Dongling Zhang, PhD, is an Assistant Professor from the Department of Global Languages, Cultures and Societies, Webster University, the United States of America. He earned his PhD degree in Justice Studies from Arizona State University. His research interests include university entrepreneurship education, micro-enterprise development program in China’s urban areas, social capital theories, and feminist theories. His current research focuses on the power dynamics of entrepreneurship, exploring various forms of collective and interpersonal violence instigated by the overwhelming influences of entrepreneurial ethos. It specifically examines the institutions through which a social body—the entrepreneur—is continually structured and transformed. These institutions include the family, neighborhood, labor market, government, and more.

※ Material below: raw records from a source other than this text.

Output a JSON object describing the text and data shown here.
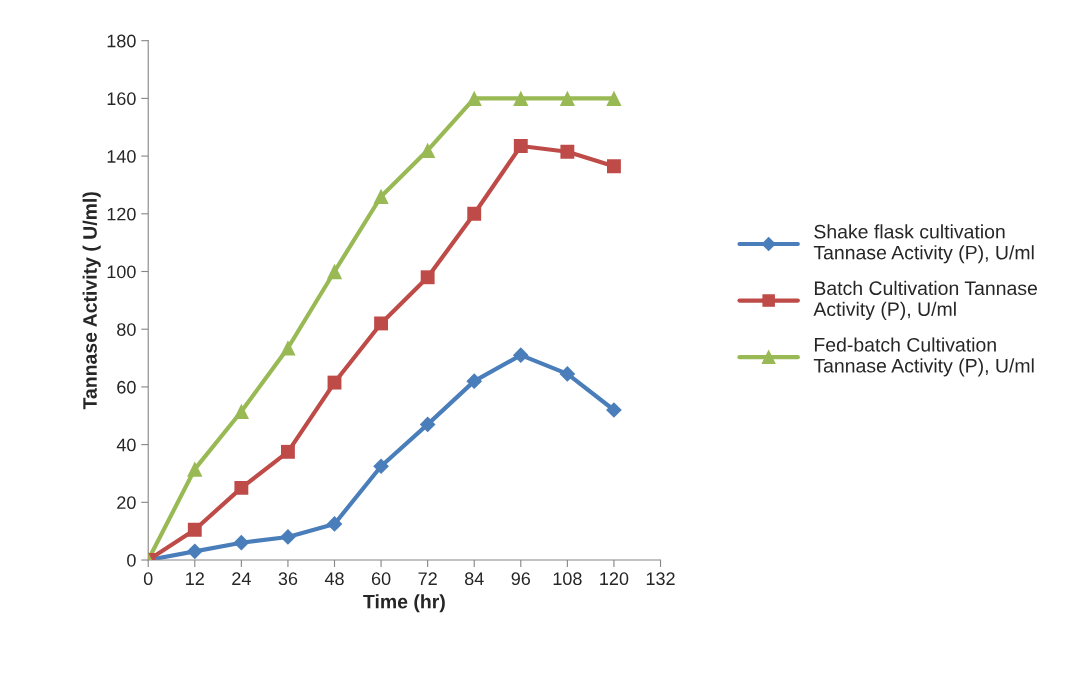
{
  "chart_data": {
    "type": "line",
    "xlabel": "Time (hr)",
    "ylabel": "Tannase Activity ( U/ml)",
    "x": [
      0,
      12,
      24,
      36,
      48,
      60,
      72,
      84,
      96,
      108,
      120
    ],
    "xlim": [
      0,
      132
    ],
    "xticks": [
      0,
      12,
      24,
      36,
      48,
      60,
      72,
      84,
      96,
      108,
      120,
      132
    ],
    "ylim": [
      0,
      180
    ],
    "yticks": [
      0,
      20,
      40,
      60,
      80,
      100,
      120,
      140,
      160,
      180
    ],
    "grid": false,
    "legend": "right",
    "series": [
      {
        "name": "Shake flask cultivation Tannase Activity (P), U/ml",
        "color": "#4a7ebb",
        "marker": "diamond",
        "values": [
          0,
          3,
          6,
          8,
          12.5,
          32.5,
          47,
          62,
          71,
          64.5,
          52
        ]
      },
      {
        "name": "Batch Cultivation Tannase Activity (P), U/ml",
        "color": "#be4b48",
        "marker": "square",
        "values": [
          0,
          10.5,
          25,
          37.5,
          61.5,
          82,
          98,
          120,
          143.5,
          141.5,
          136.5
        ]
      },
      {
        "name": "Fed-batch Cultivation Tannase Activity (P), U/ml",
        "color": "#98b954",
        "marker": "triangle",
        "values": [
          0,
          31.5,
          51.5,
          73.5,
          100,
          126,
          142,
          160,
          160,
          160,
          160
        ]
      }
    ]
  }
}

Diana Scharff Peterson, PhD, has nearly 20 years of experience in higher education teaching in the areas of research methods; comparative criminal justice systems; race, gender, class, and crime; statistics; criminology; sociology; and drugs and behavior at seven different institutions of higher education. She has been the chairperson of three different criminal justice programs over the past 20 years and has published in the areas of criminal justice, social work, higher education, sociology, business, and management. Her research interests include issues in policing (training and education) and community policing, assessment and leadership in higher education, family violence, evaluation research, and program development. She is the co-editor of Domestic Violence in International Context published by Routledge in 2017.